Blue Jays: Bowden- “Vlad Guerrero Jr. is the MVP, and it’s not even close.”
By Dave Litman
For several months during this baseball season, as we all marvelled at the two-way exploits of Shohei Ohtani, it seemed to have been a foregone conclusion that the Los Angeles Angels star pitcher and hitter would be named the American League MVP.
Now, that notion is being challenged, as Vladimir Guerrero Jr. is on a late-season tear, and the debate has been heating up again in all corners of the baseball world.
At least one MLB insider believes the race is Vladdy’s to win, hands down.
“Vladimir Guerrero Jr. is the MVP, and it’s not even close,” said former major league general manager Jim Bowden Sunday morning on MLB Network Radio on SiriusXM. “I don’t even think it’s a debate anymore like some people do.

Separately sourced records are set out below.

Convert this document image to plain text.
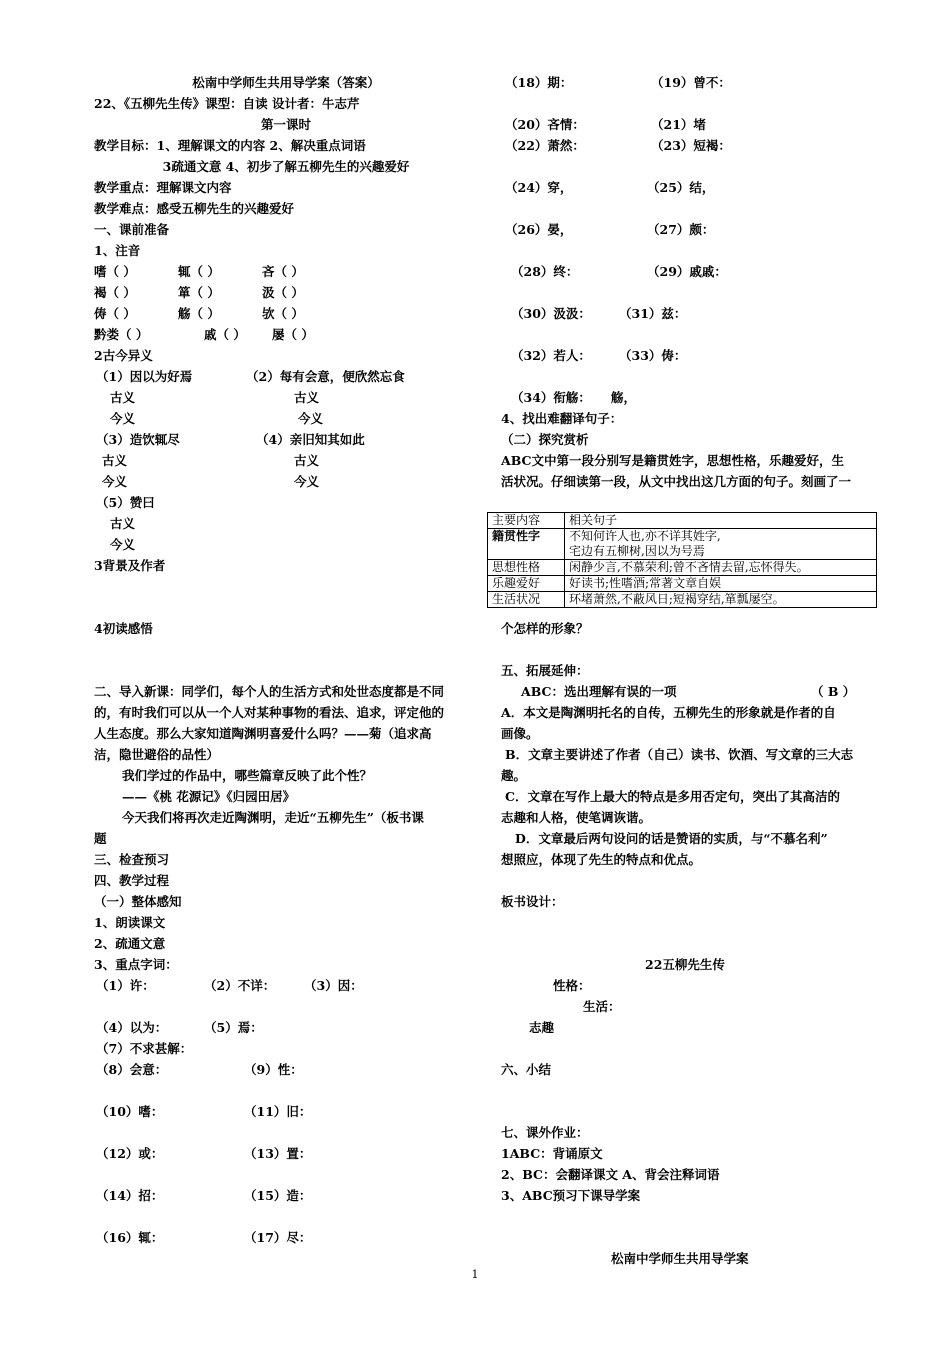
松南中学师生共用导学案（答案）
22、《五柳先生传》课型：自读 设计者：牛志芹
第一课时
教学目标：1、理解课文的内容 2、解决重点词语
3疏通文意 4、初步了解五柳先生的兴趣爱好
教学重点：理解课文内容
教学难点：感受五柳先生的兴趣爱好
一、课前准备
1、注音
嗜（ ）	辄（ ）	吝（ ）
褐（ ）	箪（ ）	汲（ ）
俦（ ）	觞（ ）	欤（ ）
黔娄（ ）	戚（ ） 屡（ ）
2古今异义
（1）因以为好焉	（2）每有会意，便欣然忘食
古义	古义
今义	今义
（3）造饮辄尽	（4）亲旧知其如此
古义	古义
今义	今义
（5）赞曰
古义
今义
3背景及作者
4初读感悟
二、导入新课：同学们，每个人的生活方式和处世态度都是不同
的，有时我们可以从一个人对某种事物的看法、追求，评定他的
人生态度。那么大家知道陶渊明喜爱什么吗？——菊（追求高
洁，隐世避俗的品性）
我们学过的作品中，哪些篇章反映了此个性？
——《桃 花源记》《归园田居》
今天我们将再次走近陶渊明，走近“五柳先生”（板书课
题
三、检查预习
四、教学过程
（一）整体感知
1、朗读课文
2、疏通文意
3、重点字词：
（1）许：	（2）不详： （3）因：
（4）以为：	（5）焉：
（7）不求甚解：
（8）会意：	（9）性：
（10）嗜：	（11）旧：
（12）或：	（13）置：
（14）招：	（15）造：
（16）辄：	（17）尽：
（18）期：	（19）曾不：
（20）吝情：	（21）堵
（22）萧然：	（23）短褐：
（24）穿，	（25）结，
（26）晏，	（27）颇：
（28）终：	（29）戚戚：
（30）汲汲： （31）兹：
（32）若人： （33）俦：
（34）衔觞： 觞，
4、找出难翻译句子：
（二）探究赏析
ABC文中第一段分别写是籍贯姓字，思想性格，乐趣爱好，生
活状况。仔细读第一段，从文中找出这几方面的句子。刻画了一
个怎样的形象？
五、拓展延伸：
ABC：选出理解有误的一项	（ B ）
A．本文是陶渊明托名的自传，五柳先生的形象就是作者的自
画像。
B．文章主要讲述了作者（自己）读书、饮酒、写文章的三大志
趣。
C．文章在写作上最大的特点是多用否定句，突出了其高洁的
志趣和人格，使笔调诙谐。
D．文章最后两句设问的话是赞语的实质，与“不慕名利”
想照应，体现了先生的特点和优点。
板书设计：
22五柳先生传
性格：
生活：
志趣
六、小结
七、课外作业：
1ABC：背诵原文
2、BC：会翻译课文 A、背会注释词语
3、ABC预习下课导学案
松南中学师生共用导学案
主要内容	相关句子
籍贯性字	不知何许人也,亦不详其姓字,
宅边有五柳树,因以为号焉

思想性格	闲静少言,不慕荣利;曾不吝情去留,忘怀得失。
乐趣爱好	好读书;性嗜酒;常著文章自娱
生活状况	环堵萧然,不蔽风日;短褐穿结,箪瓢屡空。
1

He’s the MVP.”
There’s no doubt that Vlad’s numbers are MVP-worthy. Going into Sunday’s play, he’s not only two-thirds of the way to the traditional “Triple Crown”—Batting Average: .318 (1st); Home Runs: 46 (1st); RBI: 104 (T-4th), but he also leads the league in a number of other categories, including runs scored, on-base percentage, slugging (and therefore, of course, OPS), and WAR.
The Triple Crown has only been won once since 1967 (Miguel Cabrera, 2012). and if he were to pull it off at age 22, Guerrero would be the youngest to win it in baseball history, surpassing the great Ted Williams, who turned 24 when he accomplished the feat in 1942.
Ohtani’s credentials are well-known by now. He’s the first two-way superstar since Babe Ruth; he has a list of accomplishments this year that no one ever dreamed possible in modern major league baseball:
- 44 HR
- 154 OPS+
- 23 SB
- 9-2 Win-Loss, 3.36 ERA
- 136 K / 115.1 IP
And he was even named one of TIME magazine’s 100 Most Influential People of the Year. Not too many baseball players make it to that list.
What Shohei Ohtani’s done this season has never been seen before, but can Vlad Jr. take the MVP? A former MLB GM thinks he can. “And it’s not even close.”
The MVP, let’s not forget, is a full season award. 162 games. MLB Network insider Jon Heyman somehow figures, though, that Ohtani locked up the MVP back in July!
However, Ohtani has slowed down in recent weeks, fatigue does seem to be setting in (in fairness, that’s not surprising considering the load he carries on both sides of the ball. No one’s ever done this since ‘The Babe’).
Then there’s the age-old debate about how much team success should figure into the voting. Does a player’s MVP stock fall if his team is poor, and conversely rise if he helps lead his team to the playoffs? This discussion will be front and centre in this year’s MVP deliberation.
Ohtani’s Angels have long been far out of playoff contention. Vladdy, on the other hand, is helping lead his team to a possible postseason berth. And for some, that still means something.
What is the true meaning of the word “valuable” here? Valuable to your team? Valuable to baseball at large?
Bowden wants to settle that argument this way: “Ohtani gets ‘Most Outstanding Player’ and all the historic things, but…. Guerrero has carried Toronto. He’s the MVP, I’m sorry.”